Microsoft Defender has passed Certification in several years , get Bitdefender FREE or Avast FREE.
 

LonelyMan

Honorable
Jun 22, 2012
37
0
10,580


What about Avira free? It was stated best on here in December 2015.
 

Rogue Leader

Distinguished
Moderator


Defender offline will reboot your PC into its own "Safe mode" to get rid of the virus before the OS loads.

Like I said don't bother with anything else till you try this, Microsoft has already identified the issue as per the link I showed you, this is the fix.

Afterwards get yourself some good AV software like Bitdefender or Avira.
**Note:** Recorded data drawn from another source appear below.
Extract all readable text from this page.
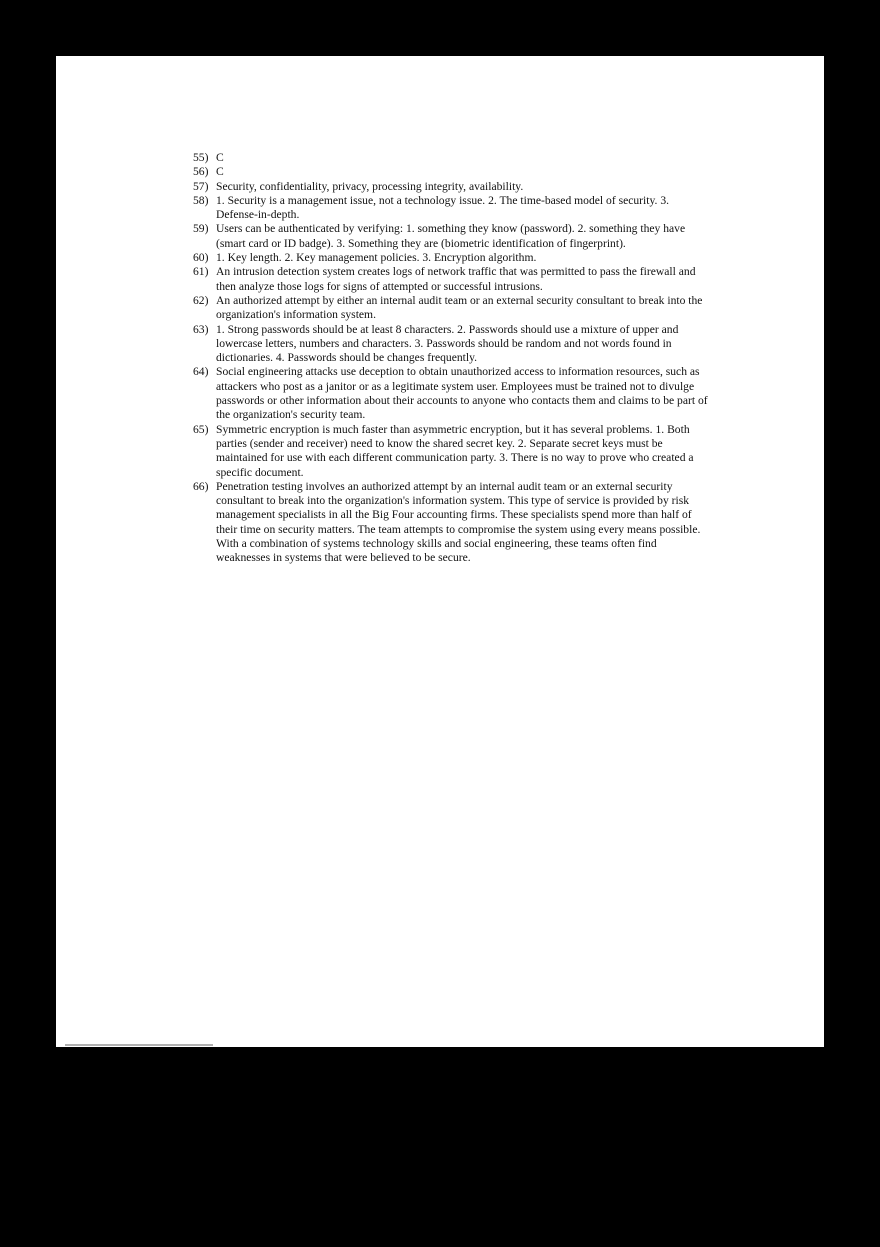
55) C
56) C
57) Security, confidentiality, privacy, processing integrity, availability.
58) 1. Security is a management issue, not a technology issue. 2. The time-based model of security. 3. Defense-in-depth.
59) Users can be authenticated by verifying: 1. something they know (password). 2. something they have (smart card or ID badge). 3. Something they are (biometric identification of fingerprint).
60) 1. Key length. 2. Key management policies. 3. Encryption algorithm.
61) An intrusion detection system creates logs of network traffic that was permitted to pass the firewall and then analyze those logs for signs of attempted or successful intrusions.
62) An authorized attempt by either an internal audit team or an external security consultant to break into the organization's information system.
63) 1. Strong passwords should be at least 8 characters. 2. Passwords should use a mixture of upper and lowercase letters, numbers and characters. 3. Passwords should be random and not words found in dictionaries. 4. Passwords should be changes frequently.
64) Social engineering attacks use deception to obtain unauthorized access to information resources, such as attackers who post as a janitor or as a legitimate system user. Employees must be trained not to divulge passwords or other information about their accounts to anyone who contacts them and claims to be part of the organization's security team.
65) Symmetric encryption is much faster than asymmetric encryption, but it has several problems. 1. Both parties (sender and receiver) need to know the shared secret key. 2. Separate secret keys must be maintained for use with each different communication party. 3. There is no way to prove who created a specific document.
66) Penetration testing involves an authorized attempt by an internal audit team or an external security consultant to break into the organization's information system. This type of service is provided by risk management specialists in all the Big Four accounting firms. These specialists spend more than half of their time on security matters. The team attempts to compromise the system using every means possible. With a combination of systems technology skills and social engineering, these teams often find weaknesses in systems that were believed to be secure.
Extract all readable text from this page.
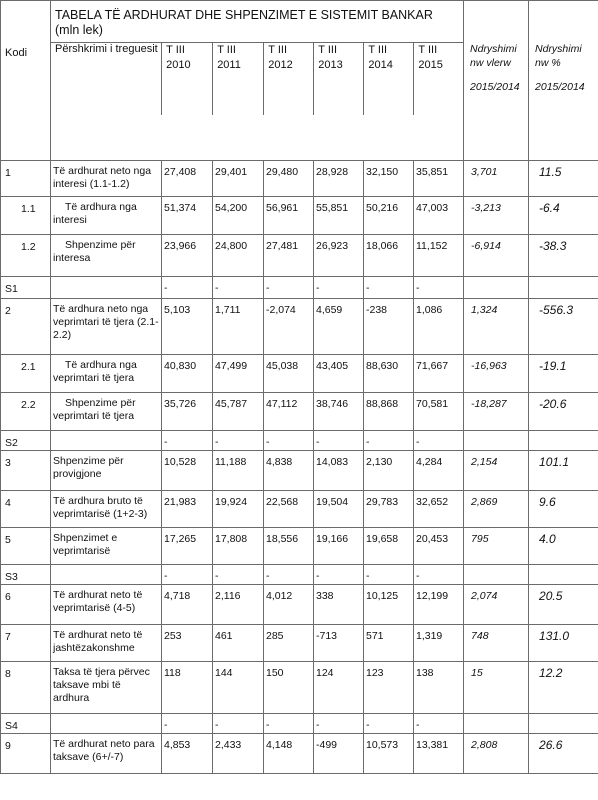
Kodi	
TABELA TË ARDHURAT DHE SHPENZIMET E SISTEMIT BANKAR
(mln lek)
Përshkrimi i treguesit	T III 2010	T III 2011	T III 2012	T III 2013	T III 2014	T III 2015
	Ndryshimi nw vlerw
2015/2014
	Ndryshimi nw %
2015/2014

1	Të ardhurat neto nga interesi (1.1-1.2)	27,408	29,401	29,480	28,928	32,150	35,851	3,701	11.5
1.1	Të ardhura nga interesi	51,374	54,200	56,961	55,851	50,216	47,003	-3,213	-6.4
1.2	Shpenzime për interesa	23,966	24,800	27,481	26,923	18,066	11,152	-6,914	-38.3
S1		-	-	-	-	-	-		
2	Të ardhura neto nga veprimtari të tjera (2.1-2.2)	5,103	1,711	-2,074	4,659	-238	1,086	1,324	-556.3
2.1	Të ardhura nga veprimtari të tjera	40,830	47,499	45,038	43,405	88,630	71,667	-16,963	-19.1
2.2	Shpenzime për veprimtari të tjera	35,726	45,787	47,112	38,746	88,868	70,581	-18,287	-20.6
S2		-	-	-	-	-	-		
3	Shpenzime për provigjone	10,528	11,188	4,838	14,083	2,130	4,284	2,154	101.1
4	Të ardhura bruto të veprimtarisë (1+2-3)	21,983	19,924	22,568	19,504	29,783	32,652	2,869	9.6
5	Shpenzimet e veprimtarisë	17,265	17,808	18,556	19,166	19,658	20,453	795	4.0
S3		-	-	-	-	-	-		
6	Të ardhurat neto të veprimtarisë (4-5)	4,718	2,116	4,012	338	10,125	12,199	2,074	20.5
7	Të ardhurat neto të jashtëzakonshme	253	461	285	-713	571	1,319	748	131.0
8	Taksa të tjera përvec taksave mbi të ardhura	118	144	150	124	123	138	15	12.2
S4		-	-	-	-	-	-		
9	Të ardhurat neto para taksave (6+/-7)	4,853	2,433	4,148	-499	10,573	13,381	2,808	26.6
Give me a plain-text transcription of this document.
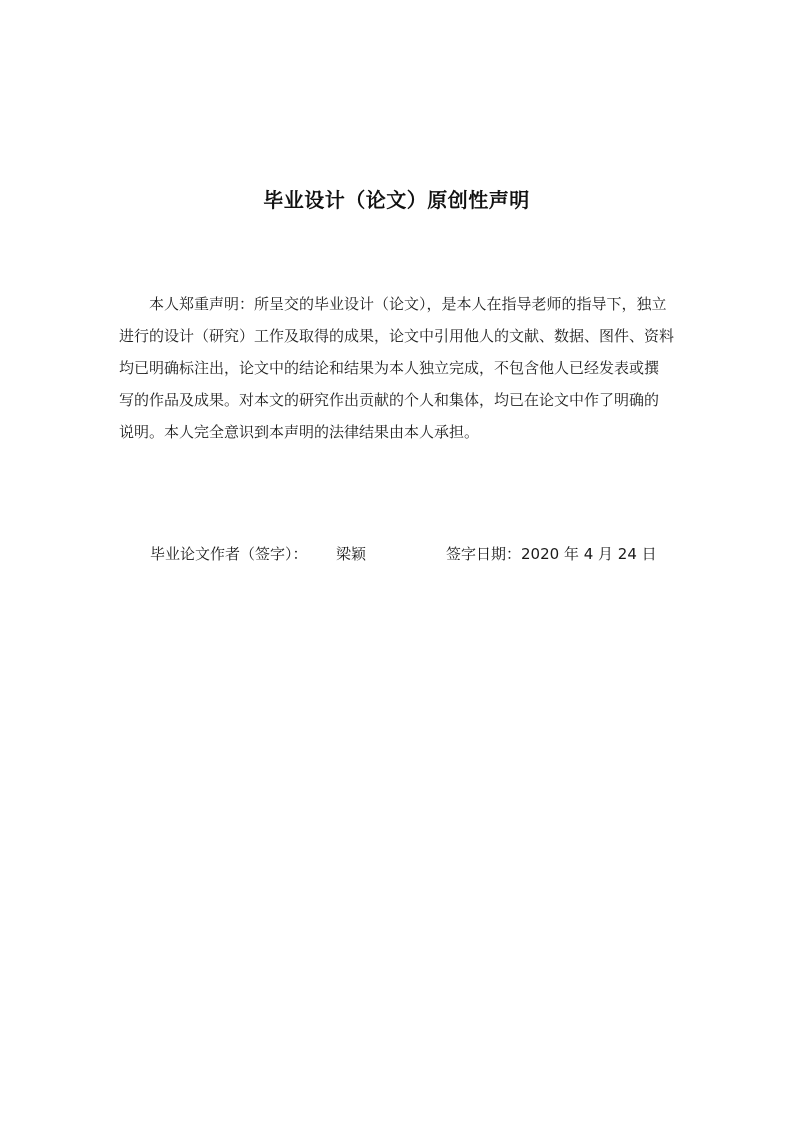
毕业设计（论文）原创性声明
本人郑重声明：所呈交的毕业设计（论文），是本人在指导老师的指导下，独立
进行的设计（研究）工作及取得的成果，论文中引用他人的文献、数据、图件、资料
均已明确标注出，论文中的结论和结果为本人独立完成，不包含他人已经发表或撰
写的作品及成果。对本文的研究作出贡献的个人和集体，均已在论文中作了明确的
说明。本人完全意识到本声明的法律结果由本人承担。
毕业论文作者（签字）： 梁颖	签字日期：2020 年 4 月 24 日
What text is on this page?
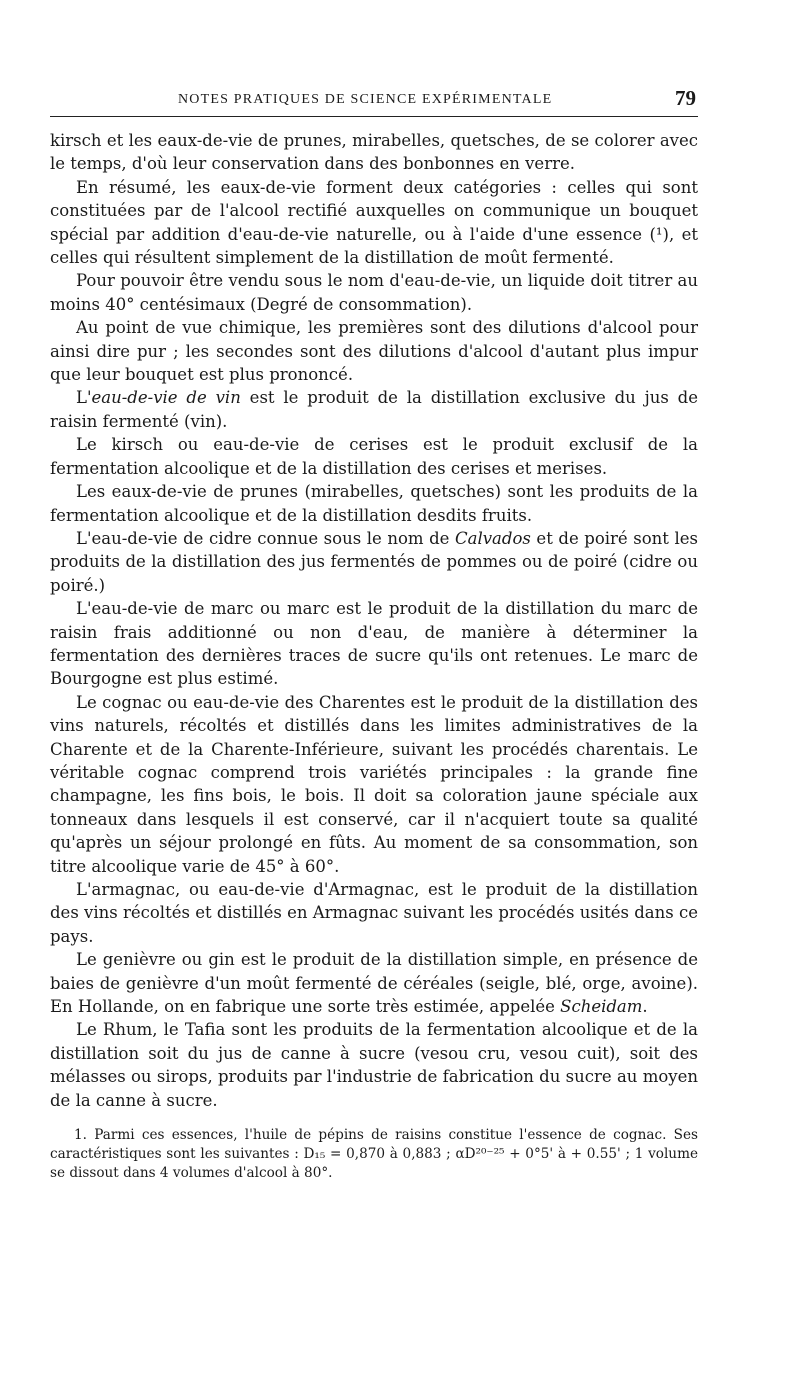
NOTES PRATIQUES DE SCIENCE EXPÉRIMENTALE	79

kirsch et les eaux-de-vie de prunes, mirabelles, quetsches, de se colorer avec le temps, d'où leur conservation dans des bonbonnes en verre.

En résumé, les eaux-de-vie forment deux catégories : celles qui sont constituées par de l'alcool rectifié auxquelles on communique un bouquet spécial par addition d'eau-de-vie naturelle, ou à l'aide d'une essence (¹), et celles qui résultent simplement de la distillation de moût fermenté.

Pour pouvoir être vendu sous le nom d'eau-de-vie, un liquide doit titrer au moins 40° centésimaux (Degré de consommation).

Au point de vue chimique, les premières sont des dilutions d'alcool pour ainsi dire pur ; les secondes sont des dilutions d'alcool d'autant plus impur que leur bouquet est plus prononcé.

L'eau-de-vie de vin est le produit de la distillation exclusive du jus de raisin fermenté (vin).

Le kirsch ou eau-de-vie de cerises est le produit exclusif de la fermentation alcoolique et de la distillation des cerises et merises.

Les eaux-de-vie de prunes (mirabelles, quetsches) sont les produits de la fermentation alcoolique et de la distillation desdits fruits.

L'eau-de-vie de cidre connue sous le nom de Calvados et de poiré sont les produits de la distillation des jus fermentés de pommes ou de poiré (cidre ou poiré.)

L'eau-de-vie de marc ou marc est le produit de la distillation du marc de raisin frais additionné ou non d'eau, de manière à déterminer la fermentation des dernières traces de sucre qu'ils ont retenues. Le marc de Bourgogne est plus estimé.

Le cognac ou eau-de-vie des Charentes est le produit de la distillation des vins naturels, récoltés et distillés dans les limites administratives de la Charente et de la Charente-Inférieure, suivant les procédés charentais. Le véritable cognac comprend trois variétés principales : la grande fine champagne, les fins bois, le bois. Il doit sa coloration jaune spéciale aux tonneaux dans lesquels il est conservé, car il n'acquiert toute sa qualité qu'après un séjour prolongé en fûts. Au moment de sa consommation, son titre alcoolique varie de 45° à 60°.

L'armagnac, ou eau-de-vie d'Armagnac, est le produit de la distillation des vins récoltés et distillés en Armagnac suivant les procédés usités dans ce pays.

Le genièvre ou gin est le produit de la distillation simple, en présence de baies de genièvre d'un moût fermenté de céréales (seigle, blé, orge, avoine). En Hollande, on en fabrique une sorte très estimée, appelée Scheidam.

Le Rhum, le Tafia sont les produits de la fermentation alcoolique et de la distillation soit du jus de canne à sucre (vesou cru, vesou cuit), soit des mélasses ou sirops, produits par l'industrie de fabrication du sucre au moyen de la canne à sucre.

1. Parmi ces essences, l'huile de pépins de raisins constitue l'essence de cognac. Ses caractéristiques sont les suivantes : D₁₅ = 0,870 à 0,883 ; αD²⁰⁻²⁵ + 0°5' à + 0.55' ; 1 volume se dissout dans 4 volumes d'alcool à 80°.
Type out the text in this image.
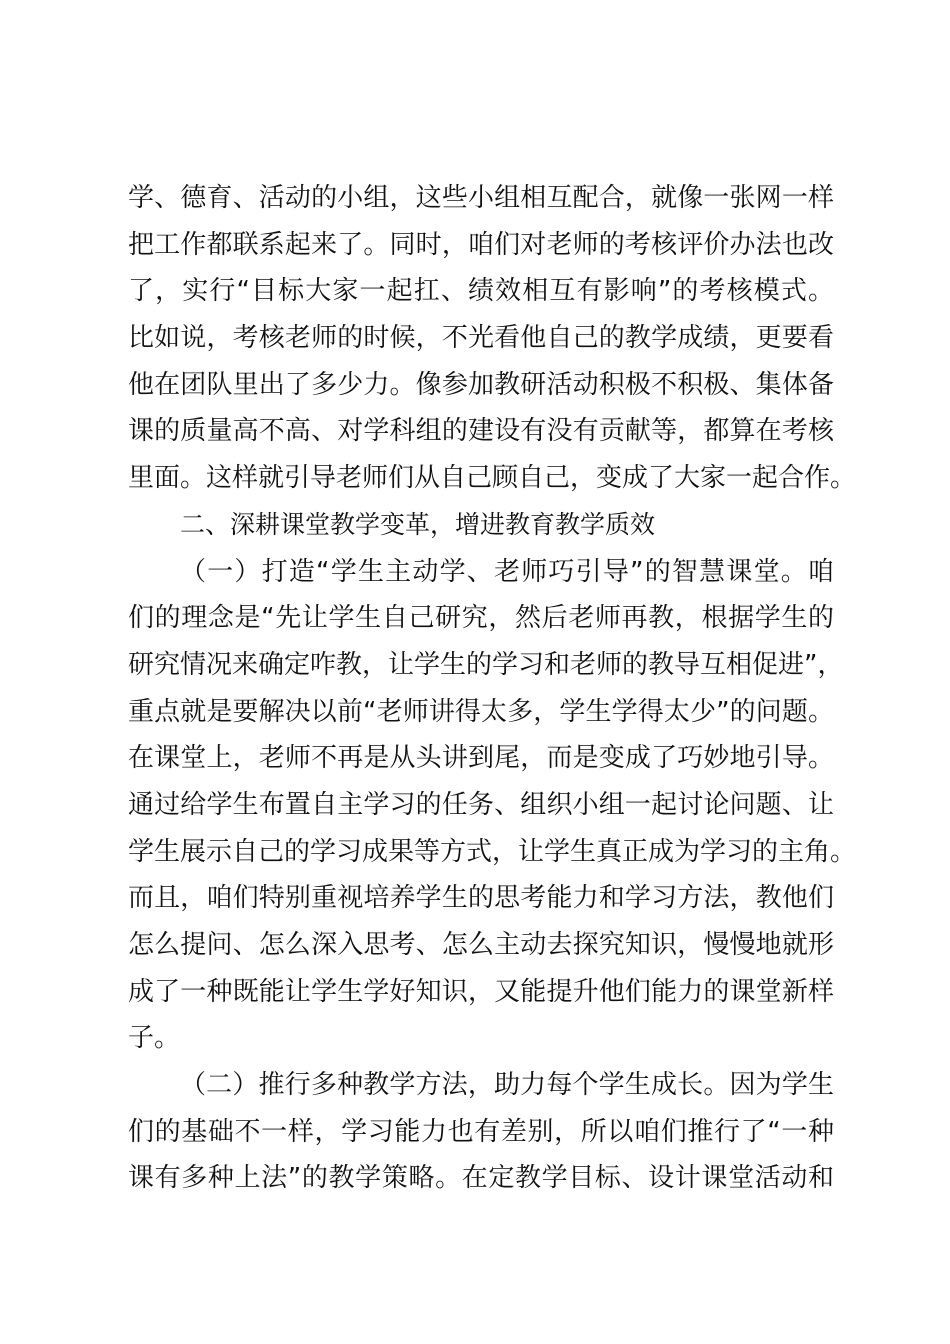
学、德育、活动的小组，这些小组相互配合，就像一张网一样

把工作都联系起来了。同时，咱们对老师的考核评价办法也改

了，实行“目标大家一起扛、绩效相互有影响”的考核模式。

比如说，考核老师的时候，不光看他自己的教学成绩，更要看

他在团队里出了多少力。像参加教研活动积极不积极、集体备

课的质量高不高、对学科组的建设有没有贡献等，都算在考核

里面。这样就引导老师们从自己顾自己，变成了大家一起合作。

二、深耕课堂教学变革，增进教育教学质效

（一）打造“学生主动学、老师巧引导”的智慧课堂。咱

们的理念是“先让学生自己研究，然后老师再教，根据学生的

研究情况来确定咋教，让学生的学习和老师的教导互相促进”，

重点就是要解决以前“老师讲得太多，学生学得太少”的问题。

在课堂上，老师不再是从头讲到尾，而是变成了巧妙地引导。

通过给学生布置自主学习的任务、组织小组一起讨论问题、让

学生展示自己的学习成果等方式，让学生真正成为学习的主角。

而且，咱们特别重视培养学生的思考能力和学习方法，教他们

怎么提问、怎么深入思考、怎么主动去探究知识，慢慢地就形

成了一种既能让学生学好知识，又能提升他们能力的课堂新样

子。

（二）推行多种教学方法，助力每个学生成长。因为学生

们的基础不一样，学习能力也有差别，所以咱们推行了“一种

课有多种上法”的教学策略。在定教学目标、设计课堂活动和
And yeah I would change my passwords.
 

LonelyMan

Honorable
Jun 22, 2012
37
0
10,580


How do I boot from the usb in windows 8.1? Do I have to go into bios and change boot order or is there another way?
 

LonelyMan

Honorable
Jun 22, 2012
37
0
10,580


We'll see; so far Microsoft safety scanner scanned all of my c drive and found nothing and it's now scanning the recovery drive, still nothing so far. I'll use that defender offline anyway just in case.
 

Rogue Leader

Distinguished
Moderator


You can change the boot order in the BIOS or some BIOS allow you to do a 1 time boot from a different drive.
 

Rogue Leader

Distinguished
Moderator


I agree, I would never use it normally. Defender was created by Microsoft as a failsafe, because they get so much heat for Windows being susceptible to viruses, and a lot of times its caused by people not running any virus software, so they made SOMETHING to force protection on people. But the "Defender Offline" utility is a nice free product you only use once, by booting your PC into it. It cleans on that boot and then you dont need it anymore.